There is a lot of people who need help, and there’s also a lot of people who don’t need it but think they do.
But also there are those who mind others’ business and don’t respect nor trust those who they want to help. They believe that their truth is absolute and so is their point of view.
And there is always a frustrated soul wondering around with so much to offer but nobody really appreciate or accept it. Rejected by the majority because it’s so unconventional.
This is what I see as the tragedy of life. The bullies who believe their truth as absolute reach to help those who don’t actually need help even though they truly believe they do, so they pay for it. These bullies then downsize the true helpers by vocation and use them. And the sad part of this tragedy, which is why it’s a tragedy, is that those who actually need help remain without getting it.
I studied Greek tragedies in college. Part of their reason to exist was to express an ethical lesson from human behavior. These tragedies, even though very sad and twisted, still reflect reality to this date.
Helping is not a service nor an obligation. To help doesn’t mean that the person aimed to help must accept it or appreciate it. Helping should not be conditioned to a desired result.
It’s so different to let someone know that you support them and that you’ve got their back, and then step back perhaps keeping an eye with a distance. Throwing oneself over another and being overwhelming with unrequested help will end up being bothering and irritating.

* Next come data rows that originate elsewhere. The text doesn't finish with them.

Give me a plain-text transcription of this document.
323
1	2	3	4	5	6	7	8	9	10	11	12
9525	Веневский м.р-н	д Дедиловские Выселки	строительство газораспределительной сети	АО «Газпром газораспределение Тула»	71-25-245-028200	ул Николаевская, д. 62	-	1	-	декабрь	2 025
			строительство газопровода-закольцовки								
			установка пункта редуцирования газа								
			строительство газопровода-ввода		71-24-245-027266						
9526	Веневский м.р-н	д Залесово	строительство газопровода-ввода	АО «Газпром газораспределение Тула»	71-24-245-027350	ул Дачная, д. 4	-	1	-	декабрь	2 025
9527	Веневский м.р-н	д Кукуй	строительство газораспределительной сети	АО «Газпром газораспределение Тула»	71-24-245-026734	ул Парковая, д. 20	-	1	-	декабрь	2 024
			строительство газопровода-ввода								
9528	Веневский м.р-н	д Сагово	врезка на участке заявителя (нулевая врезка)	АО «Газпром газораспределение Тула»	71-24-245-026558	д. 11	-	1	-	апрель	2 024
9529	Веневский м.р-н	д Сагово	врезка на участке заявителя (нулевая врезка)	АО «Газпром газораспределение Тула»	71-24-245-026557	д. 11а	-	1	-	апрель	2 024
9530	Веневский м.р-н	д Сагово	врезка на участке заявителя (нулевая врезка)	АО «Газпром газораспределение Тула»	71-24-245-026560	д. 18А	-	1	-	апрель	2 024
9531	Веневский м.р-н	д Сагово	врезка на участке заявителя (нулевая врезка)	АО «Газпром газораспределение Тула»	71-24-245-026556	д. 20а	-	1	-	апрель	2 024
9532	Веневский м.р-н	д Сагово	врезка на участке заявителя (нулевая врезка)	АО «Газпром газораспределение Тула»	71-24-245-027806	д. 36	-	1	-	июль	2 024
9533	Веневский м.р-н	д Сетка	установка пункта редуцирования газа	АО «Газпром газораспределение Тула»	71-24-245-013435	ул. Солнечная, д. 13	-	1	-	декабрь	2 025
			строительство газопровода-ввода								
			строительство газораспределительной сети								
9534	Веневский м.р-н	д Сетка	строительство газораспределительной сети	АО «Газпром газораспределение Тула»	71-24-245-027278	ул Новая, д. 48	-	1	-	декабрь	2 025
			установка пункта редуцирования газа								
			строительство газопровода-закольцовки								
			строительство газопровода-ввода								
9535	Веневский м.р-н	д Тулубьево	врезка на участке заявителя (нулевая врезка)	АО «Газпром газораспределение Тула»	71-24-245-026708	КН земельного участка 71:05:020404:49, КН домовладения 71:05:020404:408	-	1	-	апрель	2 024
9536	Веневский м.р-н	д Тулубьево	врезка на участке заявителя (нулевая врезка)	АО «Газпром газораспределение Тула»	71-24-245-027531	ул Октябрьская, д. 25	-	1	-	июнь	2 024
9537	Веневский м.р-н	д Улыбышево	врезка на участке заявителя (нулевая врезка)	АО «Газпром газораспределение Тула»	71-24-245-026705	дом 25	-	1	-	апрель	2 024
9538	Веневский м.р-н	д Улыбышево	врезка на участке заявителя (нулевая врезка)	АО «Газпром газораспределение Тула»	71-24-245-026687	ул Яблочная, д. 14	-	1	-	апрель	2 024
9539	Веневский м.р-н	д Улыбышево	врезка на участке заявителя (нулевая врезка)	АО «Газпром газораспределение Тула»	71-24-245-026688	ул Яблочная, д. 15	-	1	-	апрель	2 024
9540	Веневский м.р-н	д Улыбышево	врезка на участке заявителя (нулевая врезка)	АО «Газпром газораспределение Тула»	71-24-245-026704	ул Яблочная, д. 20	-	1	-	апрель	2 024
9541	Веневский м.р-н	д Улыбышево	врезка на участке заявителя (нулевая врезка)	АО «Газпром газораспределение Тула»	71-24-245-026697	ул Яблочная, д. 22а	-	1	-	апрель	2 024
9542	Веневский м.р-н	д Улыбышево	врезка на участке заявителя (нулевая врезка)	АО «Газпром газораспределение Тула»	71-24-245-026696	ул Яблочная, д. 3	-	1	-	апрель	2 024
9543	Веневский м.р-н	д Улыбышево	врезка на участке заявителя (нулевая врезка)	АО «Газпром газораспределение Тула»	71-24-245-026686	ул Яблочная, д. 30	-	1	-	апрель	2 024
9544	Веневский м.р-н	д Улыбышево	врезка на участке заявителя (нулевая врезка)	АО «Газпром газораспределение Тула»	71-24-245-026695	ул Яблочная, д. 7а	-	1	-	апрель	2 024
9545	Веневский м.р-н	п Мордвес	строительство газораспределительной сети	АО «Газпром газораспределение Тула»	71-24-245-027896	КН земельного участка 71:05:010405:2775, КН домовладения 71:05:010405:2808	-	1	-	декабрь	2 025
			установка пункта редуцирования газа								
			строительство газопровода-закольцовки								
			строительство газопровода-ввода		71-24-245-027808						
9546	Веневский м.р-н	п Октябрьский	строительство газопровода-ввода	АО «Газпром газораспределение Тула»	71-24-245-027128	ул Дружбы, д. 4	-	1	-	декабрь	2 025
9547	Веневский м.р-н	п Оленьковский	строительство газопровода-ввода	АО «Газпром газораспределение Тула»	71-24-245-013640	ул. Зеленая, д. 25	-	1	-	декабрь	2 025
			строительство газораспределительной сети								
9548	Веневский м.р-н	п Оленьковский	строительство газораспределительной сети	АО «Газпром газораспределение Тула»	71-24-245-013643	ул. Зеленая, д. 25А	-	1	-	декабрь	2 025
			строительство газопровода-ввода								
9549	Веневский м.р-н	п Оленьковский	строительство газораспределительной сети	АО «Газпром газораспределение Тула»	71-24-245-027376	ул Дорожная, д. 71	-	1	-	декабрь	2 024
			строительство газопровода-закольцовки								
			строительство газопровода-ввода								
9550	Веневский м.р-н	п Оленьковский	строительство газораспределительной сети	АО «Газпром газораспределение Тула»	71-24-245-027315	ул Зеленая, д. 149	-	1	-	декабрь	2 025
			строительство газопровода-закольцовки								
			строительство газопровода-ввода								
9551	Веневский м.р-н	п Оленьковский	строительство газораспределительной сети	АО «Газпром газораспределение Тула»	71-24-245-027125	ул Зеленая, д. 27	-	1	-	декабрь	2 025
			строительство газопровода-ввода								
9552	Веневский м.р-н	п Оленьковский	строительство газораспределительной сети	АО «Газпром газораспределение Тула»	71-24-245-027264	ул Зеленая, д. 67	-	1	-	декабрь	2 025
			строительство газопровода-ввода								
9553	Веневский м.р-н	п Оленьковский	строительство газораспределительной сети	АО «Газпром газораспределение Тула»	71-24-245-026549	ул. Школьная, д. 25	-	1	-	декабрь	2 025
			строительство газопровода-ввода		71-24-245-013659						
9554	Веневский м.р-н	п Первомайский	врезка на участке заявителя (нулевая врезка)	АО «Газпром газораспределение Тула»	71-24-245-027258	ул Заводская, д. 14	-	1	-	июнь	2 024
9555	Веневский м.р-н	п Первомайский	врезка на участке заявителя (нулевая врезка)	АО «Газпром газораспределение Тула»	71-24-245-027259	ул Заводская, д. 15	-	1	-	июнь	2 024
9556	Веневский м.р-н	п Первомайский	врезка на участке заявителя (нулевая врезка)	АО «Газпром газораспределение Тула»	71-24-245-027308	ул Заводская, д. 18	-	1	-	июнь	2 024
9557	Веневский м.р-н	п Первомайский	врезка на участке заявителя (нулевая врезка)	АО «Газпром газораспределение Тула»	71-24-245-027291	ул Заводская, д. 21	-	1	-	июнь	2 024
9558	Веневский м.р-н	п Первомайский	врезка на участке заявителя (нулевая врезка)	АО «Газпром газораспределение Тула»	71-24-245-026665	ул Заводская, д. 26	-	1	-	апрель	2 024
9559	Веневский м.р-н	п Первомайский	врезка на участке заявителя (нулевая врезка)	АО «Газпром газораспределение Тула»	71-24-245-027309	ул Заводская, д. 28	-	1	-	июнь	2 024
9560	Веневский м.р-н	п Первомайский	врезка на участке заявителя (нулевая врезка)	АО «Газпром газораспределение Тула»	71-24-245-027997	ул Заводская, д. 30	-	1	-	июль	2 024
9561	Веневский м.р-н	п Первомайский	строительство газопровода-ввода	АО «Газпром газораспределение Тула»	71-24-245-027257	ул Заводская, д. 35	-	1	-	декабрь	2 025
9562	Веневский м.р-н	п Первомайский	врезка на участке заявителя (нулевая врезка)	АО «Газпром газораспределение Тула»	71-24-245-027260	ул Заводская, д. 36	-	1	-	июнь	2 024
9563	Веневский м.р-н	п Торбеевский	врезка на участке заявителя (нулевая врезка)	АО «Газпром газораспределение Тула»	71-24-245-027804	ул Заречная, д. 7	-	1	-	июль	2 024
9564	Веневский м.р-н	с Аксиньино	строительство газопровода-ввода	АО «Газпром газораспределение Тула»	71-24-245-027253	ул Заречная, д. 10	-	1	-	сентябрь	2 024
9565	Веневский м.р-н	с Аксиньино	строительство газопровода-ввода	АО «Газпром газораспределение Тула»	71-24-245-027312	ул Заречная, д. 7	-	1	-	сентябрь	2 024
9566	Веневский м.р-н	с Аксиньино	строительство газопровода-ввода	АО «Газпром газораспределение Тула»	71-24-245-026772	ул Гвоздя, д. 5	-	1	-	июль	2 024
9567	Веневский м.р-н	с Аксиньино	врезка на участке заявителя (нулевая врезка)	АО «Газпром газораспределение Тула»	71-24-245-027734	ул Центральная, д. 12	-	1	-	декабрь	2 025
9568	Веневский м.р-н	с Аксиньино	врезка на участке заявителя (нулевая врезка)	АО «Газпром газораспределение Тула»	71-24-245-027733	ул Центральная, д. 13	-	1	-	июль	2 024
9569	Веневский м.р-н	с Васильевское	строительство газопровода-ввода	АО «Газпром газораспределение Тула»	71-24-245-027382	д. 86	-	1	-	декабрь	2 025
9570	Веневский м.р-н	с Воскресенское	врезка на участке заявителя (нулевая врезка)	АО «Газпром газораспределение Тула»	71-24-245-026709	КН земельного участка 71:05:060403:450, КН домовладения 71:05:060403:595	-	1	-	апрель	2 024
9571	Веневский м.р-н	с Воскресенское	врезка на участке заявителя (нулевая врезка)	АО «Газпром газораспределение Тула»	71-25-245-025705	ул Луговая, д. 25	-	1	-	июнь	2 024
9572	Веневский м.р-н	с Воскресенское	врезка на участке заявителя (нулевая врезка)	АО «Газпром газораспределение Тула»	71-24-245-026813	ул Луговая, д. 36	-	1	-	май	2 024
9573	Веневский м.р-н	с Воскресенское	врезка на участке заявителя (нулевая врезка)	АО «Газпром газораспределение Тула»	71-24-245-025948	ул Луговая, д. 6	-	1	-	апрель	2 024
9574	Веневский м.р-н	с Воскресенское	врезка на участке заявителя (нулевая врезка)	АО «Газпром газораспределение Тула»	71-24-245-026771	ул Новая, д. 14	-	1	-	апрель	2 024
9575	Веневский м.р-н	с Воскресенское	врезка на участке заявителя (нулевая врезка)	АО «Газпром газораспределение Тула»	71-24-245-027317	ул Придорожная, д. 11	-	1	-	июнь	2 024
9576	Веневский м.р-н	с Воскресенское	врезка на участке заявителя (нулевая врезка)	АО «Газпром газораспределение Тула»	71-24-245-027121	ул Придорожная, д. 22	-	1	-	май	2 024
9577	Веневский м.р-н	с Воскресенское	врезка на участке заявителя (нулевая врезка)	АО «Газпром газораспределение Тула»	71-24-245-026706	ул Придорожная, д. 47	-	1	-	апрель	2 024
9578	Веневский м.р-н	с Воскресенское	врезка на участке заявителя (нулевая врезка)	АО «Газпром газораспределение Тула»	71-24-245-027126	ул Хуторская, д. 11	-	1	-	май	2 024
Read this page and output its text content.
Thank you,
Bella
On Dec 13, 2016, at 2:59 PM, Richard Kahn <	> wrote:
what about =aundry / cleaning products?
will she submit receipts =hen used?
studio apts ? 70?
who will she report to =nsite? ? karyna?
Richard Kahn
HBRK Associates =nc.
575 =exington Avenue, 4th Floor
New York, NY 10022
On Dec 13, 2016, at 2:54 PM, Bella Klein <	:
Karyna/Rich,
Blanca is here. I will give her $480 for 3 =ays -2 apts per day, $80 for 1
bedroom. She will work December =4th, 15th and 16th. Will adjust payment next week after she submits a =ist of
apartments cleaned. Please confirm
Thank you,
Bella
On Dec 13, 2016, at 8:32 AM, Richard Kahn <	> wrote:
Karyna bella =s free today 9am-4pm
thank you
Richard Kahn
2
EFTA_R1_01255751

I noticed teaching that being overly supporting, extremely in control and bossy wasn’t helping but instead affecting my students’ development and growth in their own practice. Truth is I must trust them. I started developing a gut feeling of when to step in, or allowed them to come to me and ask for help.
Everyone has capacities and the right to be given a trust vote. Many times, it’s best to take a step back leaving the other alone and trusting.